The Chairman looked bewildered. “Who is your husband?” he demanded.
“A Red Army man, tovarish. Taken in a street raid for a labor deserter.”
“A deserter! That’s bad.” Reaching the street, and waving his hand to me, the predsedatel jumped into his waiting automobile, and was driven away.
XXIV
Yossif the Emigrant
A short, slender man of thirty, with lustrous dark eyes set wide apart, and a face of peculiar sadness. The expression of his eyes still haunts me: now mournful, now irate, they reflect all the tragedy of his Jewish descent. His smile speaks the kindliness of a heart that has suffered and learned to understand. The thought kept running through my mind, as he was relating his experiences in the Revolution, that it was his patient, winsome smile which had conquered the brutality of his persecutors.
I had known him in America, him and his friend Lea, a sweet-faced girl of unusual self-control and determination. Both had for years been active in the radical movement in the United States, but the call of the Revolution brought them back to their native land in the hope of helping in the great task of liberation. They worked with the Bolsheviki against Kerensky and the Provisional Government, and cooperated with them in the stormy October days, which “gave so much promise of a rainbow,” as the Emigrant remarked sorrowfully.

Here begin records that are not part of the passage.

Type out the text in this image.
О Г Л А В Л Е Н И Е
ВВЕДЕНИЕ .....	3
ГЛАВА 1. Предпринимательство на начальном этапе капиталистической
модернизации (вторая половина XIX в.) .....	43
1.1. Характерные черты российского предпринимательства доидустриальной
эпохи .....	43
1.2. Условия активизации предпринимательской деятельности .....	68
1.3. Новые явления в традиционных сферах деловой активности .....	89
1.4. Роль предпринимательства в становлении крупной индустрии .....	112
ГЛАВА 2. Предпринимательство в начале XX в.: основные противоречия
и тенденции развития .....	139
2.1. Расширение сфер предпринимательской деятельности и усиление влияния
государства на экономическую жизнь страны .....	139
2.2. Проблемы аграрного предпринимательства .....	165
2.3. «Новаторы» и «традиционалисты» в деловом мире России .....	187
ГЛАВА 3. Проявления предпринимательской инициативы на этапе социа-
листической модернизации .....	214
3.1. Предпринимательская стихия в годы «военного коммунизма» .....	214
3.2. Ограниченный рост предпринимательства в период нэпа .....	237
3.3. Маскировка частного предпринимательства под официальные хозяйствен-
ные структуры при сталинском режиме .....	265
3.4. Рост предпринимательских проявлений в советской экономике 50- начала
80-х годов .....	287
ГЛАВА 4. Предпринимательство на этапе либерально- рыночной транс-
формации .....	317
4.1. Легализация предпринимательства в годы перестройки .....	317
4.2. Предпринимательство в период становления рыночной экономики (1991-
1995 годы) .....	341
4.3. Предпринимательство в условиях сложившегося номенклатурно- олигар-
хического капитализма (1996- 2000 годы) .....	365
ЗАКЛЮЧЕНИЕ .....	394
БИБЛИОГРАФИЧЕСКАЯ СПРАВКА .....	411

But soon the Communists began to suppress the other revolutionary parties, and Yossif went with Lea to the Ukraine, where they aided in organizing the Southern Confederation of Anarchist Groups under the name of the Nabat (Alarm).
As the “Emigrant,” his pen name in the Nabat, the organ of the Confederation, Yossif is widely known in the South and is much loved for his idealism and sunny disposition. Energetic and active, he is tireless in his labors among the Ukrainian peasantry, and everywhere he is the soul and inspiration of proletarian circles.
I have repeatedly visited him and his friends in the Anarchist bookstore Volnoye Bratstvo (Free Brotherhood). They have witnessed the numerous political changes in the Ukraine, have suffered imprisonment by the Whites, and have been maltreated by Denikin soldiers. “We are hounded no less by the Bolsheviki,” the Emigrant said; “we never know what they will do to us. One day they arrest us, and close our club and bookstore; at other times they leave us alone. We never feel safe; they keep us under constant surveillance. In this they have a great advantage over the Whites; under the latter we could work underground, but the Communists know almost everyone of us personally, for we always stood shoulder to shoulder with them against counterrevolution.”
The Emigrant, whom I had formerly known as a most peace-loving man, surprised me by his militant enthusiasm regarding Makhno, whom he familiarly calls Nestor. He spent much time with the latter, and he regards him as a thorough Anarchist, who is fighting reaction from the Left as well as from the Right. Yossif was active in Makhno’s camp as educator and teacher; he shared the daily life of the povstantsi, and accompanied them as a noncombatant on their campaigns. He is deeply convinced that the Bolsheviki have betrayed the people.